Direktur Penuntutan pada Jaksa Agung Muda Pidana Khusus (Jampidsus), Sutikno, mengungkapkan bahwa jumlah uang yang disita senilai Rp11.880.351.802.619. Penyitaan ini dilakukan pada tahap penuntutan setelah kelima perusahaan, yakni PT Multimas Nabati Asahan, PT Multi Nabati Sulawesi, PT Sinar Alam Permai, PT Wilmar Bioenergi Indonesia, dan PT Wilmar Nabati Indonesia, mengembalikan dana kerugian negara ke rekening Kejaksaan pada Bank Mandiri pada akhir Mei 2025.

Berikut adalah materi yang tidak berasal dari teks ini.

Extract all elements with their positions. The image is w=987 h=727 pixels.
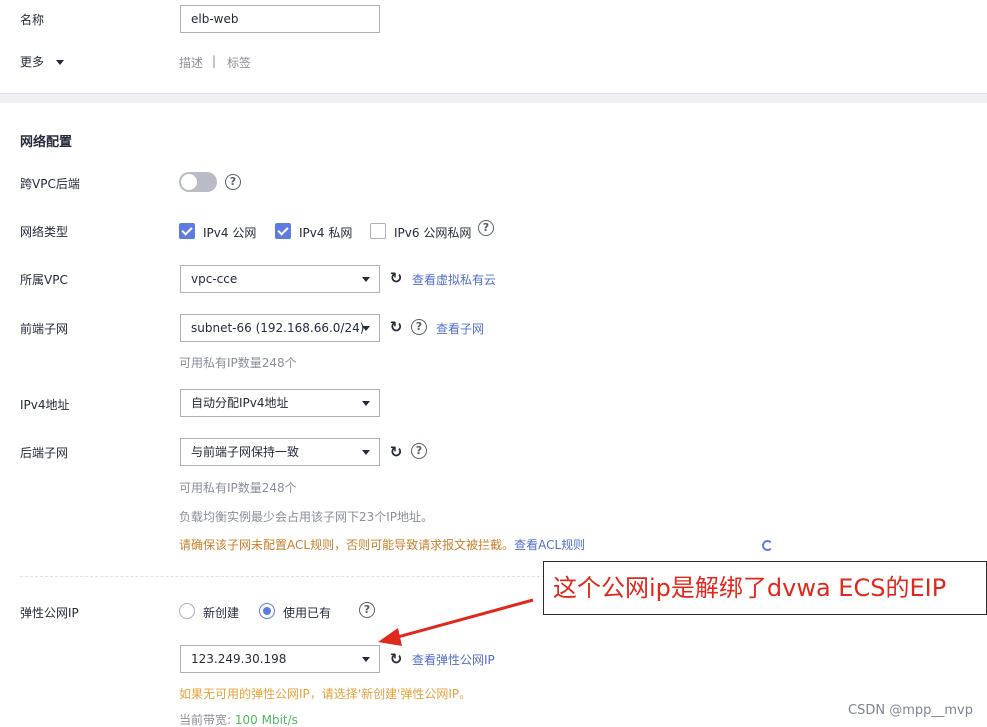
caret-down-icon xyxy=(362,450,370,455)
view-acl-link[interactable]: 查看ACL规则 xyxy=(514,538,585,552)
backend-available-ip: 可用私有IP数量248个 xyxy=(179,481,297,495)
view-subnet-link[interactable]: 查看子网 xyxy=(436,320,484,337)
bandwidth-label: 当前带宽: xyxy=(179,713,232,727)
caret-down-icon xyxy=(362,277,370,282)
ipv6-label: IPv6 公网私网 xyxy=(394,226,472,240)
frontend-subnet-select[interactable]: subnet-66 (192.168.66.0/24) xyxy=(180,314,380,342)
separator: | xyxy=(212,54,217,68)
help-icon[interactable]: ? xyxy=(225,174,241,190)
help-icon[interactable]: ? xyxy=(359,602,375,618)
frontend-subnet-value: subnet-66 (192.168.66.0/24) xyxy=(191,321,365,335)
more-toggle[interactable]: 更多 xyxy=(20,53,64,70)
ipv4-address-select[interactable]: 自动分配IPv4地址 xyxy=(180,389,380,417)
bandwidth-info: 当前带宽: 100 Mbit/s xyxy=(179,711,298,727)
cross-vpc-toggle[interactable] xyxy=(179,172,217,192)
view-vpc-link[interactable]: 查看虚拟私有云 xyxy=(412,271,496,288)
annotation-arrow xyxy=(378,598,534,646)
network-section-title: 网络配置 xyxy=(20,135,73,150)
caret-down-icon xyxy=(55,60,64,65)
refresh-icon[interactable]: ↻ xyxy=(388,319,404,335)
eip-existing-label: 使用已有 xyxy=(283,606,332,620)
toggle-knob xyxy=(181,174,197,190)
annotation-box: 这个公网ip是解绑了dvwa ECS的EIP xyxy=(543,561,987,615)
ipv4-address-value: 自动分配IPv4地址 xyxy=(191,396,289,410)
backend-ip-usage: 负载均衡实例最少会占用该子网下23个IP地址。 xyxy=(179,510,434,524)
eip-label: 弹性公网IP xyxy=(20,606,79,620)
description-link[interactable]: 描述 xyxy=(179,54,203,71)
backend-subnet-value: 与前端子网保持一致 xyxy=(191,445,300,459)
acl-warning-text: 请确保该子网未配置ACL规则，否则可能导致请求报文被拦截。 xyxy=(179,538,515,552)
dashed-divider xyxy=(20,576,550,577)
ipv4-private-label: IPv4 私网 xyxy=(299,226,353,240)
help-icon[interactable]: ? xyxy=(411,443,427,459)
ipv4-private-checkbox[interactable] xyxy=(275,223,291,239)
help-icon[interactable]: ? xyxy=(411,319,427,335)
eip-existing-radio[interactable] xyxy=(259,603,275,619)
caret-down-icon xyxy=(362,401,370,406)
backend-subnet-label: 后端子网 xyxy=(20,446,69,460)
frontend-subnet-label: 前端子网 xyxy=(20,322,69,336)
name-label: 名称 xyxy=(20,13,45,27)
refresh-icon[interactable]: ↻ xyxy=(388,444,404,460)
ipv4-address-label: IPv4地址 xyxy=(20,398,70,412)
vpc-select[interactable]: vpc-cce xyxy=(180,265,380,293)
cross-vpc-label: 跨VPC后端 xyxy=(20,177,80,191)
backend-subnet-select[interactable]: 与前端子网保持一致 xyxy=(180,438,380,466)
help-icon[interactable]: ? xyxy=(478,220,494,236)
name-input[interactable]: elb-web xyxy=(180,5,380,33)
vpc-label: 所属VPC xyxy=(20,273,68,287)
caret-down-icon xyxy=(362,657,370,662)
view-eip-link[interactable]: 查看弹性公网IP xyxy=(412,651,495,668)
ipv4-public-label: IPv4 公网 xyxy=(203,226,257,240)
bandwidth-value: 100 Mbit/s xyxy=(234,713,298,727)
acl-warning: 请确保该子网未配置ACL规则，否则可能导致请求报文被拦截。查看ACL规则 xyxy=(179,536,585,553)
more-label: 更多 xyxy=(20,55,45,69)
frontend-available-ip: 可用私有IP数量248个 xyxy=(179,356,297,370)
vpc-select-value: vpc-cce xyxy=(191,272,238,286)
watermark: CSDN @mpp__mvp xyxy=(848,703,973,718)
refresh-icon[interactable]: ↻ xyxy=(388,651,404,667)
caret-down-icon xyxy=(362,326,370,331)
eip-select-value: 123.249.30.198 xyxy=(191,652,287,666)
no-eip-hint: 如果无可用的弹性公网IP，请选择'新创建'弹性公网IP。 xyxy=(179,687,472,701)
annotation-text: 这个公网ip是解绑了dvwa ECS的EIP xyxy=(553,574,947,602)
section-divider xyxy=(0,93,987,103)
network-type-label: 网络类型 xyxy=(20,225,69,239)
eip-select[interactable]: 123.249.30.198 xyxy=(180,645,380,673)
tag-link[interactable]: 标签 xyxy=(227,54,251,71)
ipv4-public-checkbox[interactable] xyxy=(179,223,195,239)
eip-new-radio[interactable] xyxy=(179,603,195,619)
refresh-icon[interactable]: ↻ xyxy=(388,270,404,286)
ipv6-checkbox[interactable] xyxy=(370,223,386,239)
eip-new-label: 新创建 xyxy=(203,606,240,620)
loading-spinner-icon xyxy=(762,540,773,551)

Meski telah mengembalikan dana, Kejagung tetap melanjutkan proses hukum. Kasasi tengah diajukan dan Kejagung telah menyertakan penyitaan dana ini ke dalam memori kasasi, agar menjadi pertimbangan Mahkamah Agung. Uang ini diharapkan dapat dikompensasikan sebagai bentuk pengganti kerugian negara, meski keputusan akhirnya tetap ada di tangan hakim.
“Uang yang telah kami sita telah mendapat izin dari Pengadilan Negeri Jakarta Pusat untuk dijadikan alat bukti pada tahap kasasi,” terangnya.
Sebagian dari uang sitaan bahkan dipamerkan di Gedung Kejagung, dengan tumpukan fisik mencapai dua meter hanya untuk memperlihatkan Rp2 triliun dari total Rp11,8 triliun.
Baca Juga: Ketika Danantara Menyambut Kampus: Sinyal Kebutuhan Talenta Unggul BUMN Hadapi Arus Perubahan
Dalam kesempatan yang sama, Kejaksaan juga menanggapi isu negatif yang sempat beredar di media sosial. Sebuah video permintaan maaf dari Marcela Santoso diputar. Ia mengakui telah lalai dalam menayangkan konten yang menyerang pribadi Jaksa Agung dan sejumlah pejabat Kejagung, termasuk Jampidsus dan Direktur Penyidikan.
“Saya sadar kesalahan saya, dan saya memohon maaf sedalam-dalamnya,” kata Marcela dalam video tersebut.
Menanggapi hal itu, Direktur Penyidikan Jampidsus Abdul Qohar menegaskan bahwa konten-konten tersebut berisi informasi tidak benar.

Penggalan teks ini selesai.